Unidad de Gestión Clínica de Endocrinología y Nutrición, Hospital Regional Universitario de Málaga, 29007 Malaga, Spain.
Instituto de Investigación Biomédica de Málaga (IBIMA), 29010 Malaga, Spain.
Int J Environ Res Public Health. 2022 Oct 19;19(20):13548. doi: 10.3390/ijerph192013548.
Anxiety and depression are common in patients with cancer. The aim of this study is to determine the prevalence of anxiety and depression symptoms in colorectal cancer (CRC) patients awaiting elective surgery and whether there is an association with their preoperative nutritional status and postoperative mortality.
A prospective study was conducted on 215 patients with CRC proposed for surgery. Data about nutritional status were collected using the Global Leadership Initiative on Malnutrition (GLIM) criteria, while anxiety and depression symptoms data were collected using Hospital Anxiety and Depression Scale (HADS).
HADS detected possible anxiety in 41.9% of patients, probable anxiety in 25.6%, possible depression in 21.9%, and probable depression in 7.9%. GLIM criteria found 116 (53.9%) patients with malnutrition. The HADS score for depression subscale was significantly higher in malnourished patients than in well-nourished (5.61 ± 3.65 vs. 3.95 ± 2.68; = 0.001). After controlling for potential confounders, malnourished patients were 10.19 times more likely to present probable depression (95% CI 1.13-92.24; = 0.039). Mortality was 1.9%, 4,2%, and 5.6% during admission and after 6 and 12 months, respectively. Compared to patients without depressive symptomatology, in patients with probable depression, mortality risk was 14.67 times greater (95% CI 1.54-140.21; = 0.02) during admission and 6.62 times greater (95% CI 1.34-32.61; = 0.02) after 6 months.
The presence of anxiety and depression symptoms in CRC patients awaiting elective surgery is high. There is an association between depression symptoms, preoperative nutritional status, and postoperative mortality.
焦虑和抑郁在癌症患者中很常见。本研究旨在确定接受择期手术的结直肠癌(CRC)患者中焦虑和抑郁症状的患病率,以及它们与术前营养状况和术后死亡率之间是否存在关联。

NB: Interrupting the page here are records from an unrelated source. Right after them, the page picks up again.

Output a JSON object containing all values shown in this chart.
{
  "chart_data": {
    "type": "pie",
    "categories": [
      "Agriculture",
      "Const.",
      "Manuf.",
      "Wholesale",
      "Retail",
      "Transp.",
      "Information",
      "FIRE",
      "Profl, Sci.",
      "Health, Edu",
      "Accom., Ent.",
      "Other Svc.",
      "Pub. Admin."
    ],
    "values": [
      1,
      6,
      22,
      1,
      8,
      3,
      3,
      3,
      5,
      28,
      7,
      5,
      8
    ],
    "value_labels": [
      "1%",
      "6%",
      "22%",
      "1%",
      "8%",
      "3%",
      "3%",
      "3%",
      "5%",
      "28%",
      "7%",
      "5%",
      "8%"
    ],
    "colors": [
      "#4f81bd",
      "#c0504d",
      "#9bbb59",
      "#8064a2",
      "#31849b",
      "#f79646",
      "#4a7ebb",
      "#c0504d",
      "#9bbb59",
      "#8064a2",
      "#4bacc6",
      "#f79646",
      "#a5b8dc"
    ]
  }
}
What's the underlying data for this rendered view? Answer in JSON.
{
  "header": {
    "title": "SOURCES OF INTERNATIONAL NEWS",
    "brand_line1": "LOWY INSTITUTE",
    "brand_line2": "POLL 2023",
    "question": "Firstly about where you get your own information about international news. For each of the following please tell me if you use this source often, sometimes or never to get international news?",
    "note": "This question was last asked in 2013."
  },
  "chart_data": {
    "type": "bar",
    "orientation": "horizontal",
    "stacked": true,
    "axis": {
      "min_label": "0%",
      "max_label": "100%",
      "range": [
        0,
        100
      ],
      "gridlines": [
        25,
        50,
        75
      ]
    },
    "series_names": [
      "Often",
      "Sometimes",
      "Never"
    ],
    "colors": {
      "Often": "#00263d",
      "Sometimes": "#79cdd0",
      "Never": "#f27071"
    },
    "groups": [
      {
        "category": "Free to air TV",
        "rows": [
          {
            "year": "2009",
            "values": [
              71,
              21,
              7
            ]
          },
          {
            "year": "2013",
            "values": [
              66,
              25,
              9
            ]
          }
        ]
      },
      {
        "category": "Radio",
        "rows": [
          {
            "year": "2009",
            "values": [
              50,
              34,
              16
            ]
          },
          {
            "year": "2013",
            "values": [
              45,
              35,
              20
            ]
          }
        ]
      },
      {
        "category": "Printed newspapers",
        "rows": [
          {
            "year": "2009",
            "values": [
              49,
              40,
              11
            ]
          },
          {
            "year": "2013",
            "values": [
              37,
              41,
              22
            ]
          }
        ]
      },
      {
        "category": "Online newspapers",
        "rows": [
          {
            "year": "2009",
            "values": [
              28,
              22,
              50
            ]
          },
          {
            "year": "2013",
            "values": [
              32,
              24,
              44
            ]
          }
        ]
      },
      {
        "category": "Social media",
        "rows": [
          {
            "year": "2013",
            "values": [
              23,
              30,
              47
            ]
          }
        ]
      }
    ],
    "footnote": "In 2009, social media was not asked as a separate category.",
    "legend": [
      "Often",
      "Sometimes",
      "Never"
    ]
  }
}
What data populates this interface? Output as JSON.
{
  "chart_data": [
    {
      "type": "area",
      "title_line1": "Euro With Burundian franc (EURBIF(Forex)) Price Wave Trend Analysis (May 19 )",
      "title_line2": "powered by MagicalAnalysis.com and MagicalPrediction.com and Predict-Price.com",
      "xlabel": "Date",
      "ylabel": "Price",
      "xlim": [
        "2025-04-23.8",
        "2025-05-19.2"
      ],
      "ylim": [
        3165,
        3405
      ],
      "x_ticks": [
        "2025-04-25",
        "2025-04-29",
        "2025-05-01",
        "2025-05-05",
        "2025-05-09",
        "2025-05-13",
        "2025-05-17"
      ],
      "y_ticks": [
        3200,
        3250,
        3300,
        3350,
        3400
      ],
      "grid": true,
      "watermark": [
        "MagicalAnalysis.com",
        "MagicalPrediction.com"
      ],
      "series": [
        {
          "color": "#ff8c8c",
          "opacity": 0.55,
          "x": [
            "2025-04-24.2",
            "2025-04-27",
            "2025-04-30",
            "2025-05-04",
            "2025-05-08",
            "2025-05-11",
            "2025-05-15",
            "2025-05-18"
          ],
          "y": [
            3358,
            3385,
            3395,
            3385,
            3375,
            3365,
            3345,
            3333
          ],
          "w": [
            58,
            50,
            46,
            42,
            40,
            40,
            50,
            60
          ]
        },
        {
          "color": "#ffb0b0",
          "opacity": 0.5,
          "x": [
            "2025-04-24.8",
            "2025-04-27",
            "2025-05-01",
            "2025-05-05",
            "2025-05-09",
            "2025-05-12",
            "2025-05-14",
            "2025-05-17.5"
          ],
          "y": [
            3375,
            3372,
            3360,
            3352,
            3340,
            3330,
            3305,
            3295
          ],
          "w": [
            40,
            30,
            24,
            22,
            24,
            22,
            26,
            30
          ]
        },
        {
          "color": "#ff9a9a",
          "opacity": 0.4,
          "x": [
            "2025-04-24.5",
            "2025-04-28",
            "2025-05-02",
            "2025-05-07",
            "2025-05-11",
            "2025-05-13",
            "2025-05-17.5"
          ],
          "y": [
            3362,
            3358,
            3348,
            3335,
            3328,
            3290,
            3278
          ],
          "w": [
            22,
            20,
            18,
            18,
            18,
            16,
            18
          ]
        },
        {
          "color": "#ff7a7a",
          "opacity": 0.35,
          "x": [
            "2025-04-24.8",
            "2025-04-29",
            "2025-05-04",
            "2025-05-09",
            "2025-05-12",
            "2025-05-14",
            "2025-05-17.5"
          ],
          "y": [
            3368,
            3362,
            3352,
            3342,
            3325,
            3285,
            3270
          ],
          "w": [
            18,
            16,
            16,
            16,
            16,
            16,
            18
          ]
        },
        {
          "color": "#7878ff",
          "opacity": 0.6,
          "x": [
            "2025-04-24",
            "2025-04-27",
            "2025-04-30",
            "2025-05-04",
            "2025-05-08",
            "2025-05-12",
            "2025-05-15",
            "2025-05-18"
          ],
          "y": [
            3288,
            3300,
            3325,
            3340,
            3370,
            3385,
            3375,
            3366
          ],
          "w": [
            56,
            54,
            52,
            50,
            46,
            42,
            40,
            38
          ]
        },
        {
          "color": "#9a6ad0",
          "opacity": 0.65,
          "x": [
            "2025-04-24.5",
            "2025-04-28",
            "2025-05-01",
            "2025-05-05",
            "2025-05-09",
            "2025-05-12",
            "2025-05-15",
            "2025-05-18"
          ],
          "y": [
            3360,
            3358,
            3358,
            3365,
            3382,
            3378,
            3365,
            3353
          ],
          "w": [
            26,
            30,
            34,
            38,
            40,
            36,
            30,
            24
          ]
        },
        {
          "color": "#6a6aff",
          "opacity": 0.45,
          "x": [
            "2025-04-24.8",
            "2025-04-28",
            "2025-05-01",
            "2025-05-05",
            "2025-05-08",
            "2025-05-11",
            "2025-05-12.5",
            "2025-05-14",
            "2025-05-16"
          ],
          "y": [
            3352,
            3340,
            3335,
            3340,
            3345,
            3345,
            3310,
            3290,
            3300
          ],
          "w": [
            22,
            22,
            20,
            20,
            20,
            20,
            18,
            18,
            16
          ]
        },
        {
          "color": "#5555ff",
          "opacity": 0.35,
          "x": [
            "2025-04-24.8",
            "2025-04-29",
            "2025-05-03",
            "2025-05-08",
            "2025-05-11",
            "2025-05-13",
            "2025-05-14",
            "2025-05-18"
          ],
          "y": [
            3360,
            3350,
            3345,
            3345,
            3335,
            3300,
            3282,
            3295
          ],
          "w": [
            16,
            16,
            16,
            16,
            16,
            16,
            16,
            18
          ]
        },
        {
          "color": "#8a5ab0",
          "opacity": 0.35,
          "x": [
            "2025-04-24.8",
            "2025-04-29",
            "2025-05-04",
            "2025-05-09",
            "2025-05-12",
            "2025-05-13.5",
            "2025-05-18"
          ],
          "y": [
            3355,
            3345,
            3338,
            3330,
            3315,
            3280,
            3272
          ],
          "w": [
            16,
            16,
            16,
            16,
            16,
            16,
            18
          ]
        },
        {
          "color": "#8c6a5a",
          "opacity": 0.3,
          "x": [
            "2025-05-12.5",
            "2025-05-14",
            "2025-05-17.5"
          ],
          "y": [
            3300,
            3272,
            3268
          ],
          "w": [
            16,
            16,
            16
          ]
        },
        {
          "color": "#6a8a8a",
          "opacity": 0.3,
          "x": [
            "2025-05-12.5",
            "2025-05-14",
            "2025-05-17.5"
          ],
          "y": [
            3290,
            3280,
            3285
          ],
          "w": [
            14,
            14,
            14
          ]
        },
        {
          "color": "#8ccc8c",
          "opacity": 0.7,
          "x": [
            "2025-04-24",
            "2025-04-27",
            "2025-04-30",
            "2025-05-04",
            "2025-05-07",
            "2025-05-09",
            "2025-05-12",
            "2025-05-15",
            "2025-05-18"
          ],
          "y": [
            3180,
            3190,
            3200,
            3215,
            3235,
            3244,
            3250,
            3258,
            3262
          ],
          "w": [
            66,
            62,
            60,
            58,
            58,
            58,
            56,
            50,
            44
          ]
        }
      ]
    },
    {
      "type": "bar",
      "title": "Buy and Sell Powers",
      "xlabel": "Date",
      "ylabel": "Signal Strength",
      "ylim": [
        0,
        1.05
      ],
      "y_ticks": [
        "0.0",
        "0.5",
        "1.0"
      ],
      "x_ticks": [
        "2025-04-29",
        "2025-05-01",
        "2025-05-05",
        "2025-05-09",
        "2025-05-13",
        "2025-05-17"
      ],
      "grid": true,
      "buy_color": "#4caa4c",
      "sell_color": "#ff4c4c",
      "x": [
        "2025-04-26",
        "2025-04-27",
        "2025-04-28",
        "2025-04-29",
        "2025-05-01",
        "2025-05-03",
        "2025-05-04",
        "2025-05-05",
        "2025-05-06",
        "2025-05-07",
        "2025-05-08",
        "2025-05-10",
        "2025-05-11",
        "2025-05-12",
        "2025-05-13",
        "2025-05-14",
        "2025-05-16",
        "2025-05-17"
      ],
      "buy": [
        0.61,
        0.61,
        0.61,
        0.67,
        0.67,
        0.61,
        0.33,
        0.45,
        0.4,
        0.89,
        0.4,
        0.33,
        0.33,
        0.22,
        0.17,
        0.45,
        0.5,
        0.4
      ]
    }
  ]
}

对 215 例拟行手术的 CRC 患者进行前瞻性研究。使用全球营养不足倡议(GLIM)标准收集营养状况数据,使用医院焦虑和抑郁量表(HADS)收集焦虑和抑郁症状数据。
HADS 检测到 41.9%的患者可能存在焦虑,25.6%的患者可能存在焦虑,21.9%的患者可能存在抑郁,7.9%的患者可能存在抑郁。GLIM 标准发现 116 例(53.9%)营养不良患者。营养不良患者的 HADS 抑郁分量表评分明显高于营养良好的患者(5.61 ± 3.65 比 3.95 ± 2.68;= 0.001)。在控制潜在混杂因素后,营养不良患者出现可能抑郁的可能性是营养良好患者的 10.19 倍(95%CI 1.13-92.24;= 0.039)。住院期间及 6 个月和 12 个月后死亡率分别为 1.9%、4.2%和 5.6%。与无抑郁症状的患者相比,在可能有抑郁症状的患者中,住院期间的死亡率是其 14.67 倍(95%CI 1.54-140.21;= 0.02),6 个月后的死亡率是其 6.62 倍(95%CI 1.34-32.61;= 0.02)。
接受择期手术的 CRC 患者中焦虑和抑郁症状的发生率较高。抑郁症状、术前营养状况与术后死亡率之间存在关联。